Si indaga sull’omicidio di Franco Colleoni, 68 anni, ucciso il 2 gennaio nella sua casa di via Sertorio e trovato da uno dei figli. Gli inquirenti: «Nessuna pista esclusa». Sotto esame gli impianti di videosorveglianza comunali e privati della zona. Ai varchi della città i dispositivi che leggono le targhe.
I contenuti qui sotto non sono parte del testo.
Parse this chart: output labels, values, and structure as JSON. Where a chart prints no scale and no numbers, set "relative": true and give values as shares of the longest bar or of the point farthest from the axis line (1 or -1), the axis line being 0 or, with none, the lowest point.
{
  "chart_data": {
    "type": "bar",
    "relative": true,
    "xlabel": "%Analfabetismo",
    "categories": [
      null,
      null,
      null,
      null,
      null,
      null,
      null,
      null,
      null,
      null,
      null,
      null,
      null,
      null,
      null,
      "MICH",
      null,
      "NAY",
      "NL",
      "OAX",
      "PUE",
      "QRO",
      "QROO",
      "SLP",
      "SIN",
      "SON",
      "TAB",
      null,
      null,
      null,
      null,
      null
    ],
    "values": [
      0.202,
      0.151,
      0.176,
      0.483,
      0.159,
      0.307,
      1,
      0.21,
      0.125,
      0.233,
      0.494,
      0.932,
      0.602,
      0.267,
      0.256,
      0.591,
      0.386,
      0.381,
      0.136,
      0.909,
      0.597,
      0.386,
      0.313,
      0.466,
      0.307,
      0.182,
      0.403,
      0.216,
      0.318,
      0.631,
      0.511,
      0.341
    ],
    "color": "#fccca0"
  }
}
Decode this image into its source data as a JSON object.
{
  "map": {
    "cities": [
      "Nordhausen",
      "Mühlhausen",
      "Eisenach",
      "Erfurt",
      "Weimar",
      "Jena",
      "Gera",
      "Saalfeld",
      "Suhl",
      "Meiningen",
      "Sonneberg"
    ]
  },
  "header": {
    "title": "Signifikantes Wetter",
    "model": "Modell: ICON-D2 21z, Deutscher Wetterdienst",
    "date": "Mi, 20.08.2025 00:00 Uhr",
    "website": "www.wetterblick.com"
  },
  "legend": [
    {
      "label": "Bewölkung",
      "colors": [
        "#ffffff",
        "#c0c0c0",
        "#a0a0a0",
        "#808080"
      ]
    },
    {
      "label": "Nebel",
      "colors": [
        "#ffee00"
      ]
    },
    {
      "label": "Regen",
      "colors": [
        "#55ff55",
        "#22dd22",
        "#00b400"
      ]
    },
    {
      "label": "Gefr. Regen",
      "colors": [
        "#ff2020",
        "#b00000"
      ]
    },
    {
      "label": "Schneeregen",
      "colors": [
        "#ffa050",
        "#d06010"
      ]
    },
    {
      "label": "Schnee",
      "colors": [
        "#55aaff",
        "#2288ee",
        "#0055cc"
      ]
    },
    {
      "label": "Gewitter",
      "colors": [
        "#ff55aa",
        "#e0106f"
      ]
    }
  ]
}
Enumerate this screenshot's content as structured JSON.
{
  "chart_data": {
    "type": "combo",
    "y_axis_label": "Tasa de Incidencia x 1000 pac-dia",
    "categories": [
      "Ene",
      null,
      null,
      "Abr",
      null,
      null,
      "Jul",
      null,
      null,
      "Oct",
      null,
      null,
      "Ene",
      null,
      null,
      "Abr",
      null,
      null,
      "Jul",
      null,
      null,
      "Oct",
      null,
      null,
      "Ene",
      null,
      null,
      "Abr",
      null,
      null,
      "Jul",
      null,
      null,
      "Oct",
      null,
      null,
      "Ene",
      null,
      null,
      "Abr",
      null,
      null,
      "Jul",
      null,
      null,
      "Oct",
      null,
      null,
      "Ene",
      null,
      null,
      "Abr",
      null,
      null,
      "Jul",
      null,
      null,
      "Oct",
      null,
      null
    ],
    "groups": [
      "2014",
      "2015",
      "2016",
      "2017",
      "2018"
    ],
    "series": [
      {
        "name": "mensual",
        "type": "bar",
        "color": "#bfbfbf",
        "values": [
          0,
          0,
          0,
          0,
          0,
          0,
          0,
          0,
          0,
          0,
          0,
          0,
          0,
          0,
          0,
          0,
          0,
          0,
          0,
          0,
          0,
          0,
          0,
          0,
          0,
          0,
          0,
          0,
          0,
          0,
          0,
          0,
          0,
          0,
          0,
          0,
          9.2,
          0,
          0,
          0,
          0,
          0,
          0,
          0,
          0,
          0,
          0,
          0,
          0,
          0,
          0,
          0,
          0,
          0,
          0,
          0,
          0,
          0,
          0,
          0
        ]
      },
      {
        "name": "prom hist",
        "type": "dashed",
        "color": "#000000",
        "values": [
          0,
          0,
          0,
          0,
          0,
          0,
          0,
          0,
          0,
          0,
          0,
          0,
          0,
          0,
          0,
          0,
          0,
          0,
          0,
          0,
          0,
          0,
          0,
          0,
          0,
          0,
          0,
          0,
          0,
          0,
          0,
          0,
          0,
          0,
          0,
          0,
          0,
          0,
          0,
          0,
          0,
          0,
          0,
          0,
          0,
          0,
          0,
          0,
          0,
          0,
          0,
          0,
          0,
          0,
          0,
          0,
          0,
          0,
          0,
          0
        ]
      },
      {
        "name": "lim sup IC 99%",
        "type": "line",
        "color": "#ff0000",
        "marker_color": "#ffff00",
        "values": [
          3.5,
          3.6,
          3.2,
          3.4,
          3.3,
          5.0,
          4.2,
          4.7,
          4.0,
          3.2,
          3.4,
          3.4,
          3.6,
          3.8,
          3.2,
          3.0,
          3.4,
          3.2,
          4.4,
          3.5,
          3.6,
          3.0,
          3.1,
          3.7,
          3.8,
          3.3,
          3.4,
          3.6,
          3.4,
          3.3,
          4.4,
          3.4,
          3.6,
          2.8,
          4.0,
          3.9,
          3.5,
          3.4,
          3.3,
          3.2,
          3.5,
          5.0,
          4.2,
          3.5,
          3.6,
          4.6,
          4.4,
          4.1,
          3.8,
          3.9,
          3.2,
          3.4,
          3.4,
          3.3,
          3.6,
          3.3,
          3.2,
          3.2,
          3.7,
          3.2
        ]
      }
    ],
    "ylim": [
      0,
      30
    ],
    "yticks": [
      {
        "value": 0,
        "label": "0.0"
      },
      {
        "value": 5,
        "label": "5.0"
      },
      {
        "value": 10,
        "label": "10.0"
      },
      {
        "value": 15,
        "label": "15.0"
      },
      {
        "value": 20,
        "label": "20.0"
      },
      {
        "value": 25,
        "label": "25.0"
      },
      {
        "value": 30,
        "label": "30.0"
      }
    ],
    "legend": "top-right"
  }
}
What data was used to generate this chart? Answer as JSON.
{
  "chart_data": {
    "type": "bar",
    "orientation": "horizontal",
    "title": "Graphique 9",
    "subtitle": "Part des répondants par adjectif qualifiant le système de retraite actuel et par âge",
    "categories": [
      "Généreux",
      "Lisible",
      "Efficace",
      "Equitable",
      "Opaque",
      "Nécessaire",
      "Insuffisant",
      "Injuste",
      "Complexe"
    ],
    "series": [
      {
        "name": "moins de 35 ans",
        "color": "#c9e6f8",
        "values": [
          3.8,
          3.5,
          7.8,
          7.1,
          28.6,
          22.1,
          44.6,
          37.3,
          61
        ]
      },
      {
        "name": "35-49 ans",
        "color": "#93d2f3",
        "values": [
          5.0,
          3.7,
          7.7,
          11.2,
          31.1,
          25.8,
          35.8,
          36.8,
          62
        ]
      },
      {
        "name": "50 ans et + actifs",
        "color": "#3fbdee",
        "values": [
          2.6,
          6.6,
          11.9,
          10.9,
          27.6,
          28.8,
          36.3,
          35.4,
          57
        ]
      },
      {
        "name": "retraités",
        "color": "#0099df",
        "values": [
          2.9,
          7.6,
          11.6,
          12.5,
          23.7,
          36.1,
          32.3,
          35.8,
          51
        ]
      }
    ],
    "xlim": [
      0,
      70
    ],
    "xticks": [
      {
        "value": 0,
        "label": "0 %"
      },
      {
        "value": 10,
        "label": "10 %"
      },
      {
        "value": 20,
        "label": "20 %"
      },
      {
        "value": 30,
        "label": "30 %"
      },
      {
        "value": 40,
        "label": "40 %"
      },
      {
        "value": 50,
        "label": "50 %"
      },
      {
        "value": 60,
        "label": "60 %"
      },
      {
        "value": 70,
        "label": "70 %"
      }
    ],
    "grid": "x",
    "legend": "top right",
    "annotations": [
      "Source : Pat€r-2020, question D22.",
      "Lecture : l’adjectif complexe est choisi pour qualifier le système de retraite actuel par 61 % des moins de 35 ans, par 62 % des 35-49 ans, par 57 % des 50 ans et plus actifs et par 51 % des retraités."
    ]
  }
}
L’appartamento messo a soqquadro lascia pensare all’ipotesi del furto degenerato quando il padrone di casa ha sorpreso il o i ladri. Ma gli inquirenti sono molto cauti e, come si dice in gergo, non viene esclusa alcuna pista nell’indagine sull’omicidio di Franco Colleoni, 68 anni, ristoratore di Dalmine e volto noto della politica bergamasca per essere stato, alla fine degli Anni Novanta, assessore provinciale e, fino al 2005, segretario provinciale dell’allora Lega Nord. E che proprio per la sua appartenenza politica aveva deciso di chiamare «Il Carroccio» il ristorante aperto più di vent’anni fa a pianterreno della grande casa in località Brembo, un’ex cascina ristrutturata, dove abitava e nel cui giardino ieri mattina è stato ammazzato. Un delitto brutale: «Raramente ho visto infierire così tanto su una persona», sussurrava un investigatore. Già, perché chi ha colpito Colleoni lo ha fatto con ferocia, infierendo su testa e viso con un oggetto contundente.